Thank you!!!! Good thoughts and many hugs right back at ya!!!!
I check in every once in awhile to try to catch up or see if I can help anyone in a small way, or add my two cents! I feel very out of the loop, so I just pray you guys are doing well! There are a lot of new names and faces!
I am in my 7th month of therapy and doing great. My therapist and pdoc are a blessing and they have absolutely changed my life. David (my therapist) yells at me every time I say that because I should give myself much more credit. I have busted my butt and worked very hard to get where I am. I've gone through a lot of painful moments to have some MAJOR shifts in my perspective with my family and myself and with Michael. I am the healthiest (emotionally) I have ever been in my life. Yes, the meds help.....but I couldn't do it without the therapy.
I chose not to speak to Michael for atleast 3-4 months, during which time he spiralled even more out of control (no meds, drunk driving, accidents, jail time, totalled his car and lost his license, probation for months from work and ALMOST losing his job)......BUT I didn't care at all. It, gladly, was of no concern to me. My only focus was me and moving forward with MY life.

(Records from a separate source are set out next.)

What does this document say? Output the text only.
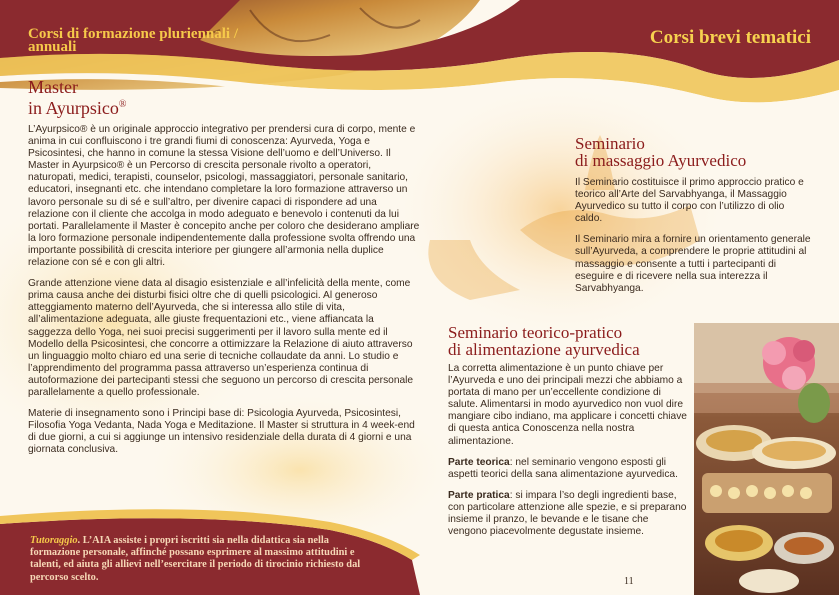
Corsi di formazione pluriennali / annuali	Corsi brevi tematici
Master
in Ayurpsico®

L’Ayurpsico® è un originale approccio integrativo per prendersi cura di corpo, mente e anima in cui confluiscono i tre grandi fiumi di conoscenza: Ayurveda, Yoga e Psicosintesi, che hanno in comune la stessa Visione dell’uomo e dell’Universo. Il Master in Ayurpsico® è un Percorso di crescita personale rivolto a operatori, naturopati, medici, terapisti, counselor, psicologi, massaggiatori, personale sanitario, educatori, insegnanti etc. che intendano completare la loro formazione attraverso un lavoro personale su di sé e sull’altro, per divenire capaci di rispondere ad una relazione con il cliente che accolga in modo adeguato e benevolo i contenuti da lui portati. Parallelamente il Master è concepito anche per coloro che desiderano ampliare la loro formazione personale indipendentemente dalla professione svolta offrendo una importante possibilità di crescita interiore per giungere all’armonia nella duplice relazione con sé e con gli altri.

Grande attenzione viene data al disagio esistenziale e all’infelicità della mente, come prima causa anche dei disturbi fisici oltre che di quelli psicologici. Al generoso atteggiamento materno dell’Ayurveda, che si interessa allo stile di vita, all’alimentazione adeguata, alle giuste frequentazioni etc., viene affiancata la saggezza dello Yoga, nei suoi precisi suggerimenti per il lavoro sulla mente ed il Modello della Psicosintesi, che concorre a ottimizzare la Relazione di aiuto attraverso un linguaggio molto chiaro ed una serie di tecniche collaudate da anni. Lo studio e l’apprendimento del programma passa attraverso un’esperienza continua di autoformazione dei partecipanti stessi che seguono un percorso di crescita personale parallelamente a quello professionale.

Materie di insegnamento sono i Principi base di: Psicologia Ayurveda, Psicosintesi, Filosofia Yoga Vedanta, Nada Yoga e Meditazione. Il Master si struttura in 4 week-end di due giorni, a cui si aggiunge un intensivo residenziale della durata di 4 giorni e una giornata conclusiva.

Tutoraggio. L’AIA assiste i propri iscritti sia nella didattica sia nella formazione personale, affinché possano esprimere al massimo attitudini e talenti, ed aiuta gli allievi nell’esercitare il periodo di tirocinio richiesto dal percorso scelto.
Seminario
di massaggio Ayurvedico

Il Seminario costituisce il primo approccio pratico e teorico all’Arte del Sarvabhyanga, il Massaggio Ayurvedico su tutto il corpo con l’utilizzo di olio caldo.

Il Seminario mira a fornire un orientamento generale sull’Ayurveda, a comprendere le proprie attitudini al massaggio e consente a tutti i partecipanti di eseguire e di ricevere nella sua interezza il Sarvabhyanga.

Seminario teorico-pratico
di alimentazione ayurvedica

La corretta alimentazione è un punto chiave per l’Ayurveda e uno dei principali mezzi che abbiamo a portata di mano per un’eccellente condizione di salute. Alimentarsi in modo ayurvedico non vuol dire mangiare cibo indiano, ma applicare i concetti chiave di questa antica Conoscenza nella nostra alimentazione.

Parte teorica: nel seminario vengono esposti gli aspetti teorici della sana alimentazione ayurvedica.

Parte pratica: si impara l’so degli ingredienti base, con particolare attenzione alle spezie, e si preparano insieme il pranzo, le bevande e le tisane che vengono piacevolmente degustate insieme.

11
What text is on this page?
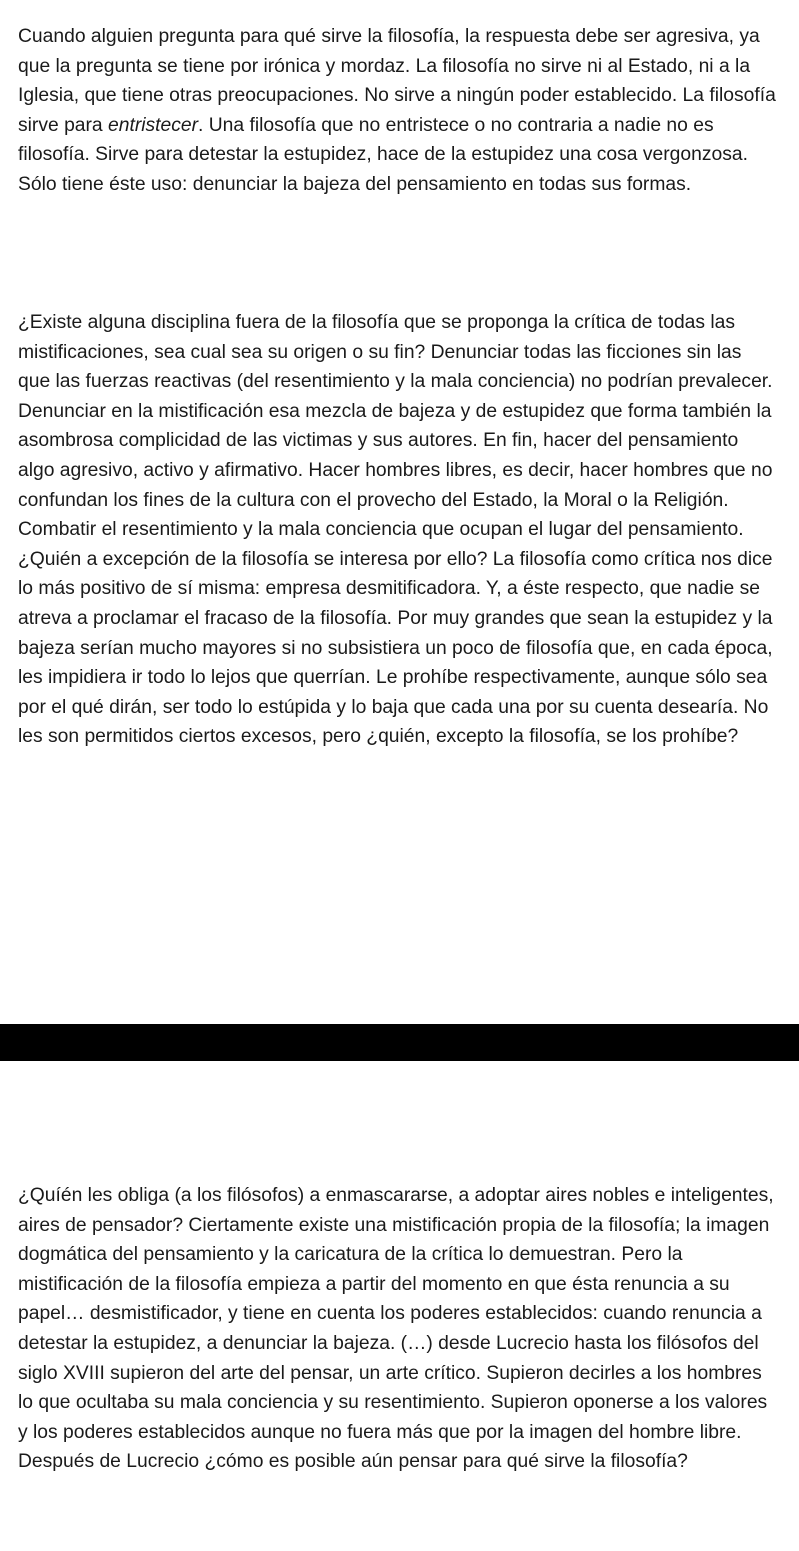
Cuando alguien pregunta para qué sirve la filosofía, la respuesta debe ser agresiva, ya que la pregunta se tiene por irónica y mordaz. La filosofía no sirve ni al Estado, ni a la Iglesia, que tiene otras preocupaciones. No sirve a ningún poder establecido. La filosofía sirve para entristecer. Una filosofía que no entristece o no contraria a nadie no es filosofía. Sirve para detestar la estupidez, hace de la estupidez una cosa vergonzosa. Sólo tiene éste uso: denunciar la bajeza del pensamiento en todas sus formas.

¿Existe alguna disciplina fuera de la filosofía que se proponga la crítica de todas las mistificaciones, sea cual sea su origen o su fin? Denunciar todas las ficciones sin las que las fuerzas reactivas (del resentimiento y la mala conciencia) no podrían prevalecer. Denunciar en la mistificación esa mezcla de bajeza y de estupidez que forma también la asombrosa complicidad de las victimas y sus autores. En fin, hacer del pensamiento algo agresivo, activo y afirmativo. Hacer hombres libres, es decir, hacer hombres que no confundan los fines de la cultura con el provecho del Estado, la Moral o la Religión. Combatir el resentimiento y la mala conciencia que ocupan el lugar del pensamiento. ¿Quién a excepción de la filosofía se interesa por ello? La filosofía como crítica nos dice lo más positivo de sí misma: empresa desmitificadora. Y, a éste respecto, que nadie se atreva a proclamar el fracaso de la filosofía. Por muy grandes que sean la estupidez y la bajeza serían mucho mayores si no subsistiera un poco de filosofía que, en cada época, les impidiera ir todo lo lejos que querrían. Le prohíbe respectivamente, aunque sólo sea por el qué dirán, ser todo lo estúpida y lo baja que cada una por su cuenta desearía. No les son permitidos ciertos excesos, pero ¿quién, excepto la filosofía, se los prohíbe?

¿Quíén les obliga (a los filósofos) a enmascararse, a adoptar aires nobles e inteligentes, aires de pensador? Ciertamente existe una mistificación propia de la filosofía; la imagen dogmática del pensamiento y la caricatura de la crítica lo demuestran. Pero la mistificación de la filosofía empieza a partir del momento en que ésta renuncia a su papel… desmistificador, y tiene en cuenta los poderes establecidos: cuando renuncia a detestar la estupidez, a denunciar la bajeza. (…) desde Lucrecio hasta los filósofos del siglo XVIII supieron del arte del pensar, un arte crítico. Supieron decirles a los hombres lo que ocultaba su mala conciencia y su resentimiento. Supieron oponerse a los valores y los poderes establecidos aunque no fuera más que por la imagen del hombre libre. Después de Lucrecio ¿cómo es posible aún pensar para qué sirve la filosofía?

My lease is up at the end of August (on the west side), so I feel like a very long chapter of my life is coming to an end. I am diligently searching for a residence on the east side....back near work and my family....but I wouldn't trade my experience for the world because it wouldn't have brought me to therapy or to this transformation of my emotional health and perspective. It's funny....I am the healthiest one in my family now (which isn't saying much). I look around, and I'm like "Oh my Gosh....I honestly let you guys (parents) rule my life for so long and you are more messed up than me". And Michael.......I can't believe how I used to attach my caboose to the end of his non-stop emotional roller coaster and just go for a ride. Now, I sit back with compassion and just watch from a distance. Those are his issues, not mine.
Now, of his own accord, he has managed to stay sober, move out of his dad's basement, and start seeing MY pdoc and therapist. Making his own arrangments for transportation to and from work and therapy. He has been diagnosed with borderline personality disorder......they are not so convinced he is bipolar....however...we all know there is a fine line.
We are friendly, as we are in the process of seperating items from our storage unit. I wish him nothing but the best. I hope he finds a true path to happiness. I know my path to happiness does not include him.